On Friday, I walked to Modern Times Bookstore, a place I've always loved. They once allowed an artist to come in and arrange all their books by color, rather than by author. A sigh develops thinking about my neighborhood. It's like I'm already missing it, every moment spent walking on those streets seems so pregnant with the idea that I might soon be far removed from it. It had been raining intermittently since the early afternoon. I've always had a thing for days like that, days of sunshowers, days of moist asphalt and fresh earth. The smell of the earth or the asphalt can't be detected so much in the city, of course, but the memory of it is evoked. The air kisses and coaxes, just slightly windy, just slightly humid.
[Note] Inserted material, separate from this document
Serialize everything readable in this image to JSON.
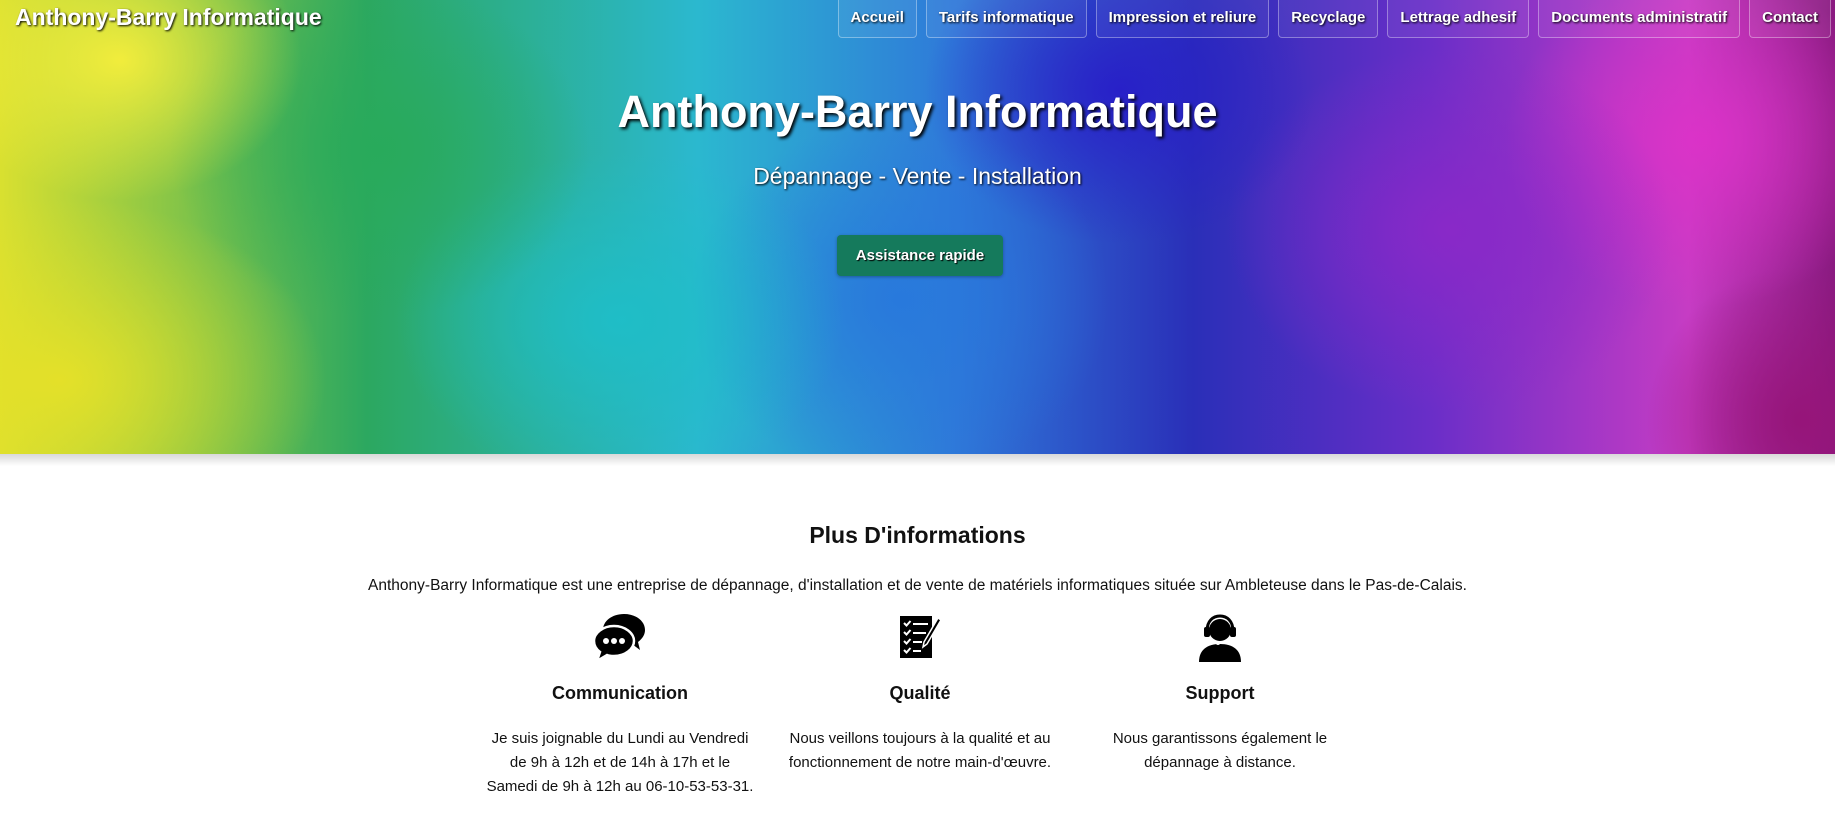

Everything is just slightly something, and the collective of that everything translates to nostalgia. It is dangerous weather.
Usually, bookstores are black holes for me; I don't emerge for hours, and my wallet is emptied. I went into Modern Times with purpose, but when I had identified the object I desired, I paused, considered the imbalance of spending only five minutes in a bookstore. But I looked at the book for a moment, pressed my hand against the hardcover, and decided it was too potent to be diluted. The cashier smiled at me sympathetically, and only later did I realize that my eyes were shifty. I had been anxiously glancing around the store, worried about what other gems I had missed, and at the same time absent-mindedly tapping my fingers on the counter in anticipation of cracking open the book before me.
Later, on Sunday, on a trail lined with wildflowers and banana slugs, I was reminded that I am by nature a solitary walker. Making my way through the city or the woods, I prefer the deliberation that comes with silence. Each subconscious decision is suddenly documented when idle chatter is removed. I choose to turn here, I choose to keep going, I choose to acknowledge this beauty. I like hiking with SP for this reason, for SP's ability to sustain silence. It disquiets neither of us. We sat on a log, stopping for a snack, looking out on the wilderness. In the silence, the mind wanders like a stone skipping over the water. The trail was paved with pine needles. It made me think of home, and what home even really meant. And that question made me think of the book I had picked up on Friday, War by Candlelight. The book had seeped into me by then. All weekend, I kept thinking one more story.
That was the thought running through my head when I started reading Third Avenue Suicide on Saturday. I was taking BART, then MUNI to a place where I only planned to stay fifteen minutes. Somewhere around Embarcedero, it dawned on me that the whole trip was a ruse, an excuse to read this short story while in transit. When I read the first page, I closed the book, and looked up in surprise. What was this story doing in here? The others had been about violence, about Peru, about foreign things. And suddenly, New York, an Indian woman, a problem. Not just a situation described so well as to feel familiar, this one really was so close I could touch it. But it was told from the other side of the looking glass.
In just over a month, I'll be in Arequipa. It seemed so far when the plans were mapped out, not just the distance, but the date as well. But the book had covered so much time and space in so few pages- and the world suddenly contracted, squeezed into a tighter ball.